Answering Open-Domain Multi-Answer Questions via a Recall-then-Verify Framework
This work addresses the challenge of handling ambiguous, open-ended questions in open-domain QA, offering a novel solution for improving answer coverage and evidence utilization, though it is incremental in advancing existing frameworks.
The paper tackles the problem of answering open-domain multi-answer questions by proposing a recall-then-verify framework to overcome limitations in existing rerank-then-read approaches, achieving state-of-the-art results on two datasets and predicting significantly more gold answers than an oracle-based system.

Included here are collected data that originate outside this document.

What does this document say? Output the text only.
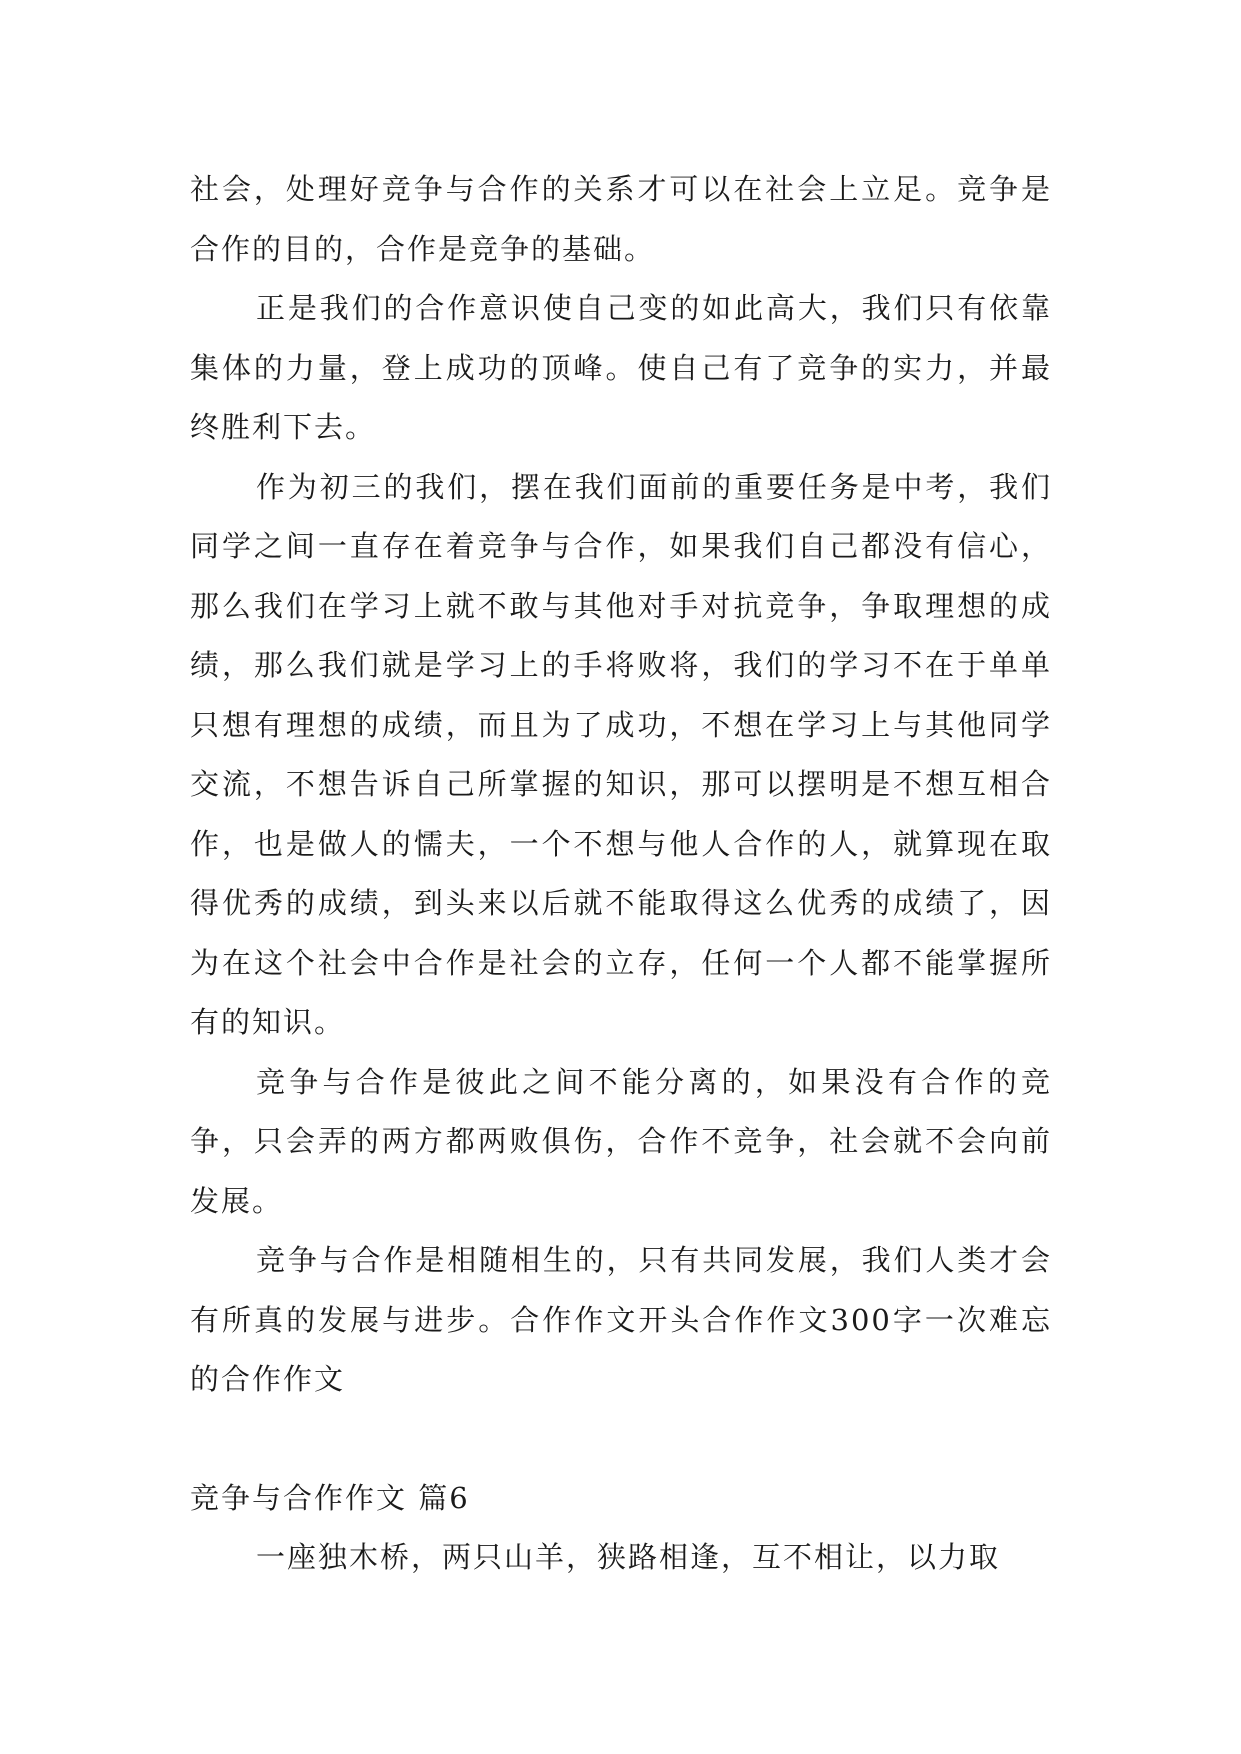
社会，处理好竞争与合作的关系才可以在社会上立足。竞争是合作的目的，合作是竞争的基础。

正是我们的合作意识使自己变的如此高大，我们只有依靠集体的力量，登上成功的顶峰。使自己有了竞争的实力，并最终胜利下去。

作为初三的我们，摆在我们面前的重要任务是中考，我们同学之间一直存在着竞争与合作，如果我们自己都没有信心，那么我们在学习上就不敢与其他对手对抗竞争，争取理想的成绩，那么我们就是学习上的手将败将，我们的学习不在于单单只想有理想的成绩，而且为了成功，不想在学习上与其他同学交流，不想告诉自己所掌握的知识，那可以摆明是不想互相合作，也是做人的懦夫，一个不想与他人合作的人，就算现在取得优秀的成绩，到头来以后就不能取得这么优秀的成绩了，因为在这个社会中合作是社会的立存，任何一个人都不能掌握所有的知识。

竞争与合作是彼此之间不能分离的，如果没有合作的竞争，只会弄的两方都两败俱伤，合作不竞争，社会就不会向前发展。

竞争与合作是相随相生的，只有共同发展，我们人类才会有所真的发展与进步。合作作文开头合作作文300字一次难忘的合作作文

竞争与合作作文 篇6

一座独木桥，两只山羊，狭路相逢，互不相让，以力取
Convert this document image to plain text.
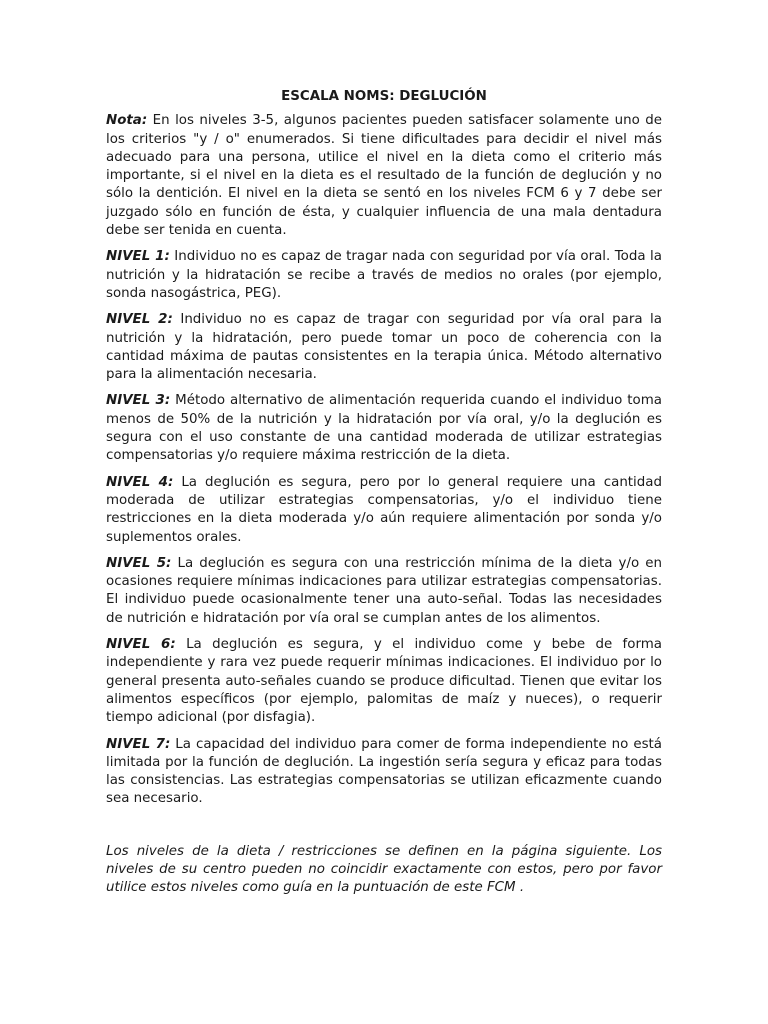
ESCALA NOMS: DEGLUCIÓN

Nota: En los niveles 3-5, algunos pacientes pueden satisfacer solamente uno de los criterios "y / o" enumerados. Si tiene dificultades para decidir el nivel más adecuado para una persona, utilice el nivel en la dieta como el criterio más importante, si el nivel en la dieta es el resultado de la función de deglución y no sólo la dentición. El nivel en la dieta se sentó en los niveles FCM 6 y 7 debe ser juzgado sólo en función de ésta, y cualquier influencia de una mala dentadura debe ser tenida en cuenta.

NIVEL 1: Individuo no es capaz de tragar nada con seguridad por vía oral. Toda la nutrición y la hidratación se recibe a través de medios no orales (por ejemplo, sonda nasogástrica, PEG).

NIVEL 2: Individuo no es capaz de tragar con seguridad por vía oral para la nutrición y la hidratación, pero puede tomar un poco de coherencia con la cantidad máxima de pautas consistentes en la terapia única. Método alternativo para la alimentación necesaria.

NIVEL 3: Método alternativo de alimentación requerida cuando el individuo toma menos de 50% de la nutrición y la hidratación por vía oral, y/o la deglución es segura con el uso constante de una cantidad moderada de utilizar estrategias compensatorias y/o requiere máxima restricción de la dieta.

NIVEL 4: La deglución es segura, pero por lo general requiere una cantidad moderada de utilizar estrategias compensatorias, y/o el individuo tiene restricciones en la dieta moderada y/o aún requiere alimentación por sonda y/o suplementos orales.

NIVEL 5: La deglución es segura con una restricción mínima de la dieta y/o en ocasiones requiere mínimas indicaciones para utilizar estrategias compensatorias. El individuo puede ocasionalmente tener una auto-señal. Todas las necesidades de nutrición e hidratación por vía oral se cumplan antes de los alimentos.

NIVEL 6: La deglución es segura, y el individuo come y bebe de forma independiente y rara vez puede requerir mínimas indicaciones. El individuo por lo general presenta auto-señales cuando se produce dificultad. Tienen que evitar los alimentos específicos (por ejemplo, palomitas de maíz y nueces), o requerir tiempo adicional (por disfagia).

NIVEL 7: La capacidad del individuo para comer de forma independiente no está limitada por la función de deglución. La ingestión sería segura y eficaz para todas las consistencias. Las estrategias compensatorias se utilizan eficazmente cuando sea necesario.

Los niveles de la dieta / restricciones se definen en la página siguiente. Los niveles de su centro pueden no coincidir exactamente con estos, pero por favor utilice estos niveles como guía en la puntuación de este FCM .
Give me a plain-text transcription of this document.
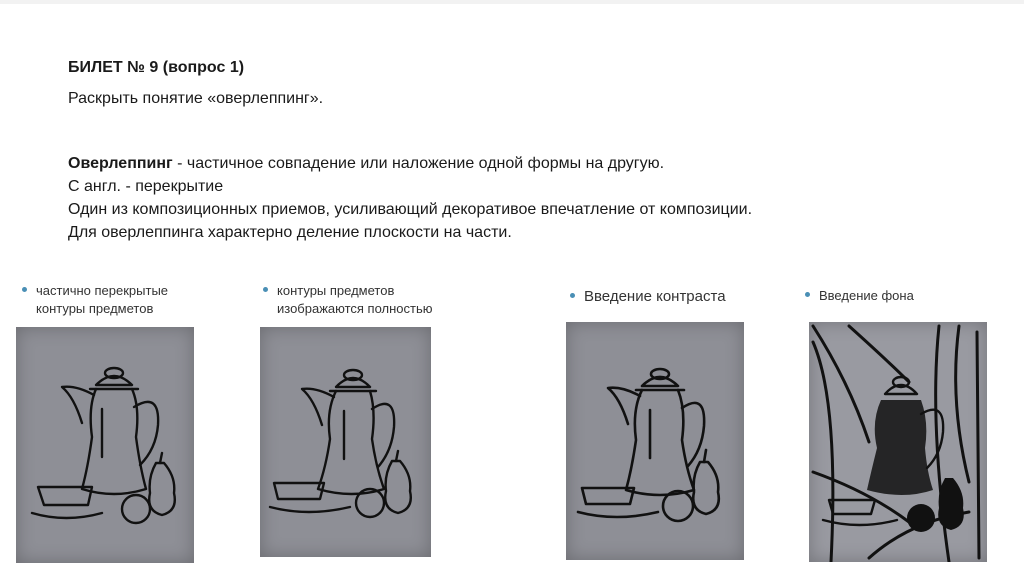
БИЛЕТ № 9 (вопрос 1)
Раскрыть понятие «оверлеппинг».
Оверлеппинг - частичное совпадение или наложение одной формы на другую.
С англ. - перекрытие
Один из композиционных приемов, усиливающий декоративое впечатление от композиции.
Для оверлеппинга характерно деление плоскости на части.
частично перекрытые
контуры предметов
контуры предметов
изображаются полностью
Введение контраста	Введение фона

Open-domain questions are likely to be open-ended and ambiguous, leading to multiple valid answers. Existing approaches typically adopt the rerank-then-read framework, where a reader reads top-ranking evidence to predict answers. According to our empirical analysis, this framework faces three problems: first, to leverage a large reader under a memory constraint, the reranker should select only a few relevant passages to cover diverse answers, while balancing relevance and diversity is non-trivial; second, the small reading budget prevents the reader from accessing valuable retrieved evidence filtered out by the reranker; third, when using a generative reader to predict answers all at once based on all selected evidence, whether a valid answer will be predicted also pathologically depends on the evidence of some other valid answer(s). To address these issues, we propose to answer open-domain multi-answer questions with a recall-then-verify framework, which separates the reasoning process of each answer so that we can make better use of retrieved evidence while also leveraging large models under the same memory constraint. Our framework achieves state-of-the-art results on two multi-answer datasets, and predicts significantly more gold answers than a rerank-then-read system that uses an oracle reranker.